老人依舊死死盯著他,身體微微發抖,嘴唇動了動,卻發不出任何聲音。

陸堯緩緩上前一步。

老人的身體猛地一縮,喉嚨裡發出含混的嗚咽聲。

陸堯停下腳步。

他彎下腰,讓自己與老人平視,透過面具的孔洞,看著那雙驚恐的眼睛。

“你是龔正的父親嗎?”

他的聲音不高,但在寂靜的屋子裡格外清晰。

老人紋絲不動。

他沒有任何回應,只是那樣驚恐地盯著陸堯,盯著那個戴著詭異面具的陌生人,盯著那個突然出現在自己家裡的“怪物”。

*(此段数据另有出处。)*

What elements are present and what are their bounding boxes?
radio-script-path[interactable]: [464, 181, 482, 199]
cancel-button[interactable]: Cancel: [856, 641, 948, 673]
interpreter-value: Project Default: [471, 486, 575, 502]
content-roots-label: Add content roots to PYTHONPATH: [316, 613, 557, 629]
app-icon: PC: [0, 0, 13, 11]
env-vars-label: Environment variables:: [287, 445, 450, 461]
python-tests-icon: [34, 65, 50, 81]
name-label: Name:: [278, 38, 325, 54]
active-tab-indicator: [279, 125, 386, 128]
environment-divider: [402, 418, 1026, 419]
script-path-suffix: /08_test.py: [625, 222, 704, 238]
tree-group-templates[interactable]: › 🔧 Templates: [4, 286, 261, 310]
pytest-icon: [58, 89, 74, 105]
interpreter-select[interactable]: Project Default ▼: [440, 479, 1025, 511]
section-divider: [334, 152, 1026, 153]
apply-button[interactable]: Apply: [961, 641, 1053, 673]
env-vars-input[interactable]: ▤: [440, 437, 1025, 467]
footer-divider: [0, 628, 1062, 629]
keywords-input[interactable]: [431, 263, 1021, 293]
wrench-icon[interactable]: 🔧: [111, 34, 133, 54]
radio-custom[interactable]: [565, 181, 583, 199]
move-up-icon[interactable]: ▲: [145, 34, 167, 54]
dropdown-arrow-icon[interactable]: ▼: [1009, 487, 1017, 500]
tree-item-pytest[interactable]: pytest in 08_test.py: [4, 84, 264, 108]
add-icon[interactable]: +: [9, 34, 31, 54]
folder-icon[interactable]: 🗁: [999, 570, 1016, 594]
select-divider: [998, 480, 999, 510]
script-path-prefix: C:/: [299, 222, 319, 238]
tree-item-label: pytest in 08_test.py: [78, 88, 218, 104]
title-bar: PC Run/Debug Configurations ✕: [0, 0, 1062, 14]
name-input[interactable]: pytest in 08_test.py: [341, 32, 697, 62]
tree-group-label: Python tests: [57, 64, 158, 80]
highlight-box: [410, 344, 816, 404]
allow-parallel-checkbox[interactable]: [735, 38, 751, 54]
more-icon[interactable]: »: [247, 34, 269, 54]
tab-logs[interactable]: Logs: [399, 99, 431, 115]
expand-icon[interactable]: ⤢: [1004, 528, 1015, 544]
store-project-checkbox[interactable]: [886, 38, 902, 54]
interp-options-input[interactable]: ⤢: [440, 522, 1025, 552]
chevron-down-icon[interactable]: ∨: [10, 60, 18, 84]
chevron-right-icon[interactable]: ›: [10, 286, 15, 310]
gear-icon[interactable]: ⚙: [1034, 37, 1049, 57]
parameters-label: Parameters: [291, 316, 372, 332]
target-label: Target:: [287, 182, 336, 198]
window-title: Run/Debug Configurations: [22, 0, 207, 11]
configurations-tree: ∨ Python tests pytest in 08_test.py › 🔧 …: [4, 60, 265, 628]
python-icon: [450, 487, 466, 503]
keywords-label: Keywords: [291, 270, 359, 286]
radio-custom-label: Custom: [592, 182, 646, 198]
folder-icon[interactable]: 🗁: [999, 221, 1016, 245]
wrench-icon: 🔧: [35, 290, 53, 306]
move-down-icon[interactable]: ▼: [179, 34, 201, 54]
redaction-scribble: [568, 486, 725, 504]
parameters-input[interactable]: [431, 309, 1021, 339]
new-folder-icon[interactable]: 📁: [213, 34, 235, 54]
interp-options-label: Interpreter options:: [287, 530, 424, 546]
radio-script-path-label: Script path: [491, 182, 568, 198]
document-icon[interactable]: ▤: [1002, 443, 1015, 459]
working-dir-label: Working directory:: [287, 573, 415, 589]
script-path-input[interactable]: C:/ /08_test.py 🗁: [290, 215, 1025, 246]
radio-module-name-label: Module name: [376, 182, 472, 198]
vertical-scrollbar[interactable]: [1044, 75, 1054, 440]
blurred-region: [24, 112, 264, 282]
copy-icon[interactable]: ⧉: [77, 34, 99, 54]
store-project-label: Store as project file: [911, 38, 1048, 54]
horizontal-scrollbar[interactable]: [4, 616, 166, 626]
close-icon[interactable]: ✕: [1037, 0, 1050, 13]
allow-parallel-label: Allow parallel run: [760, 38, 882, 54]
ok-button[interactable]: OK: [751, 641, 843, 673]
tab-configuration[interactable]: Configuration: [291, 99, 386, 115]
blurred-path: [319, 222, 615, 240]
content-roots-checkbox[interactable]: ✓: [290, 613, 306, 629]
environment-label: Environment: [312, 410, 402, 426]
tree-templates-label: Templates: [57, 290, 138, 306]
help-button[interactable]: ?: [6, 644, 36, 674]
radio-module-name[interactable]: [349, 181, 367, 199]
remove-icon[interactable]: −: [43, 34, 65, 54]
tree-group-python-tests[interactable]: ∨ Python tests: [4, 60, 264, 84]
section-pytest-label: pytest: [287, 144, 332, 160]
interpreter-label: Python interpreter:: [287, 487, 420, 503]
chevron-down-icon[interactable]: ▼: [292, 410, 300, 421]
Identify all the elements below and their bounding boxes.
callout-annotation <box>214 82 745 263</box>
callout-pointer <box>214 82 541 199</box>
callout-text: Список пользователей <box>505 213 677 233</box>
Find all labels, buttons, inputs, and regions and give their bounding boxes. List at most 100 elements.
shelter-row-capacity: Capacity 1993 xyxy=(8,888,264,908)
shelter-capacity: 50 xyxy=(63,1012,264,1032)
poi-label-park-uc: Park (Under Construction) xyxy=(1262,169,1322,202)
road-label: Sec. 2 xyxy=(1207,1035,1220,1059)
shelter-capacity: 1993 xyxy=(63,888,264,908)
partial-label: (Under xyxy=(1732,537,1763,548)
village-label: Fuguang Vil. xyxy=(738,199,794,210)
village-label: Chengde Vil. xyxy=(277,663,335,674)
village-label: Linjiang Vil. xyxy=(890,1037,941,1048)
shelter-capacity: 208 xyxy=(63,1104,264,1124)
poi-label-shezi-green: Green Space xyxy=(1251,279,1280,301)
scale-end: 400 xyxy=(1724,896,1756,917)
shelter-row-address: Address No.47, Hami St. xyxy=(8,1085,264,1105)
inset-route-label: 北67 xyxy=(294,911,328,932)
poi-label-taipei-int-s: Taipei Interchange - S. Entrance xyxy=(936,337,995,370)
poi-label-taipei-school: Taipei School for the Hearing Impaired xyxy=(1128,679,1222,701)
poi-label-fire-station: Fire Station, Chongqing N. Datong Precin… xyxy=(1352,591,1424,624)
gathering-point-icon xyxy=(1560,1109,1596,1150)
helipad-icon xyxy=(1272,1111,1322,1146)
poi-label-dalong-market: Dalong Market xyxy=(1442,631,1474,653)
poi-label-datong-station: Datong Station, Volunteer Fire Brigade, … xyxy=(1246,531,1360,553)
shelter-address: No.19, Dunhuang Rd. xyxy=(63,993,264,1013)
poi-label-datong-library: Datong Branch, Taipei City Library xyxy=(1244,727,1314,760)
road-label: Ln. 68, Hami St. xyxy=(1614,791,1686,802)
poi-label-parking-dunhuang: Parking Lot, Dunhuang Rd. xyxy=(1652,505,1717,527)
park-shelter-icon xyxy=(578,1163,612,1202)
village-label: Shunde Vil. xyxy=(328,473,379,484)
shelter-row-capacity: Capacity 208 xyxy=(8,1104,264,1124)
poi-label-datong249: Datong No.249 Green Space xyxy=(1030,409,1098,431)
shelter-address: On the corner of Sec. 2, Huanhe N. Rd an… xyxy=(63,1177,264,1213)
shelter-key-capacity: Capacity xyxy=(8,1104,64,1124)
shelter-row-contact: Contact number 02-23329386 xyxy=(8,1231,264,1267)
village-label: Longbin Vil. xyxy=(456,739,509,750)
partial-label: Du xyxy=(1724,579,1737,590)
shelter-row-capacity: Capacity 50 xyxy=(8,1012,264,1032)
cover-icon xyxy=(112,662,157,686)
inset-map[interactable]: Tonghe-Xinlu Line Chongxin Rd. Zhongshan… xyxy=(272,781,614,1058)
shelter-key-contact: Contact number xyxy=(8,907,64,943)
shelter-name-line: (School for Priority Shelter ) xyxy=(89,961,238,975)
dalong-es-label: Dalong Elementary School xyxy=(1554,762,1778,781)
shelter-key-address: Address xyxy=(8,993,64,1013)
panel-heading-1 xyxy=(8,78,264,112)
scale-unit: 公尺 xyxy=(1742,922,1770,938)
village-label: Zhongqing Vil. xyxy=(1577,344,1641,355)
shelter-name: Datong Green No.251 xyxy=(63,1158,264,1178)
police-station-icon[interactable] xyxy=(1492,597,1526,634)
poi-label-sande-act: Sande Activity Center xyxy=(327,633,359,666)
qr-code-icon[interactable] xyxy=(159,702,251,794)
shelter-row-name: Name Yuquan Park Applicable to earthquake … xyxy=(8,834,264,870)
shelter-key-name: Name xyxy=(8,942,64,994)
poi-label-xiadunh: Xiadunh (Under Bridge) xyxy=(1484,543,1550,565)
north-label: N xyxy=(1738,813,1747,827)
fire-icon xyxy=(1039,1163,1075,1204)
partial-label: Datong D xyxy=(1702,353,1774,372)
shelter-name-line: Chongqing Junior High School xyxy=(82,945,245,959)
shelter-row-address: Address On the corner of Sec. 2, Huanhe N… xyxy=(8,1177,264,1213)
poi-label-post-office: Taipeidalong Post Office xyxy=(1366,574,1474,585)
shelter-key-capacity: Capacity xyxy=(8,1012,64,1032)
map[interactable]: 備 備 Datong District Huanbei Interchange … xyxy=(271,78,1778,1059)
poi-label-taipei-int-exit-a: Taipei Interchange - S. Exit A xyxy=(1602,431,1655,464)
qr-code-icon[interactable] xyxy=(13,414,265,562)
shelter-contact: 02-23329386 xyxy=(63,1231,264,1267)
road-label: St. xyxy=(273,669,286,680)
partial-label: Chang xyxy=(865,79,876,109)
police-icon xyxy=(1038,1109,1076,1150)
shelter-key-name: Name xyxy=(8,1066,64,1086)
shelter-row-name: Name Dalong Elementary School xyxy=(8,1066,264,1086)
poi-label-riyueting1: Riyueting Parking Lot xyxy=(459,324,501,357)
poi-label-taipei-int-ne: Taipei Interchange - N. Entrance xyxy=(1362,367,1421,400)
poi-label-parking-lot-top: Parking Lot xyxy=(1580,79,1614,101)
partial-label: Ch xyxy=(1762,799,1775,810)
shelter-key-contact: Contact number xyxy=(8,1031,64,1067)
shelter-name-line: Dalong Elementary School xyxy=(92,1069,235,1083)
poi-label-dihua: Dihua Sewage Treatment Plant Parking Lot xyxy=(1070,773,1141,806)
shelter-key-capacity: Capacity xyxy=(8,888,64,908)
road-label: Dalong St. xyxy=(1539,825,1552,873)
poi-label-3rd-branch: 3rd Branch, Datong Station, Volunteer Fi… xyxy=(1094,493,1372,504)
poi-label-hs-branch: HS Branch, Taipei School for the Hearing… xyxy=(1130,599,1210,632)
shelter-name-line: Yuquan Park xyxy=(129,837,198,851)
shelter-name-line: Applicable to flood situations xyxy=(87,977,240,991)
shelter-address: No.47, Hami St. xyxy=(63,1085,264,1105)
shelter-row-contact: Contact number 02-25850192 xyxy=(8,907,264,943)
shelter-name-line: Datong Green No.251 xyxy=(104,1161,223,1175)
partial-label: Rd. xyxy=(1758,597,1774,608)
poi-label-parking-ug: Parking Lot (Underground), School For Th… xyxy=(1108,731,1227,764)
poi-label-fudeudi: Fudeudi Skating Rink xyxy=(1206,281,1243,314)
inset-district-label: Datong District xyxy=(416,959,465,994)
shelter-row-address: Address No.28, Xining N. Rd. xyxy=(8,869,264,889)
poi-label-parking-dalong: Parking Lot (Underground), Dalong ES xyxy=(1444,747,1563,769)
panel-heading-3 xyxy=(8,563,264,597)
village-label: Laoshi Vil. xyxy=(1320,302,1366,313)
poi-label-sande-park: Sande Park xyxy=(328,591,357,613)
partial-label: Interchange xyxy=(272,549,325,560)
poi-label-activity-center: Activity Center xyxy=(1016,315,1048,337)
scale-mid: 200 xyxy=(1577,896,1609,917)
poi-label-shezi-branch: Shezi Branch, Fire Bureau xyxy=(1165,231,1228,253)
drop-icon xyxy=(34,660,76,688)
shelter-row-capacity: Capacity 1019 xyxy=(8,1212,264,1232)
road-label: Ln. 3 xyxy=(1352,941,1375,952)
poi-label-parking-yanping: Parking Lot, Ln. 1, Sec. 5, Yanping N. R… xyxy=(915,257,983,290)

陸堯看著他,看著他眼裡的恐懼,看著他乾枯的身體微微發抖,看著他嘴唇無意識地翕動,卻一個字也說不出來。

他知道,再這樣下去,這個老人可能會被他活活嚇死。

他直起身,後退一步,伸手將那道簾子重新拉上。

簾子落下,隔絕了那道驚恐的目光。

陸堯轉過身,最後看了一眼那間屋子,那些動物照片,那些賬本,那個爐子裡還在燃燒的火。

然後,他抬手,灰白色的漩渦再次浮現。

他一步踏入,消失在空氣中。

……

院子外,雪地上。

陸堯從漩渦中走出,站在他之前藏身的地方。

雪花依舊無聲地飄落,覆蓋了他的腳印,覆蓋了院子裡的痕跡,覆蓋了一切。

他望著那扇緊閉的門,望著那間透著微光的屋子,望著那個簾子後面的老人。

龔正的父親?

還是祖父?

為甚麼只有老人一個人在家?

為甚麼龔正白天要出門?他是去找工作,還是去做甚麼別的事?

那些動物,他靠甚麼養活?

那個門,和他有甚麼關係?

陸堯不知道。

但他知道,今晚,他會等到龔正回來。

然後,他會親眼看到,那個門,到底是怎麼出現的。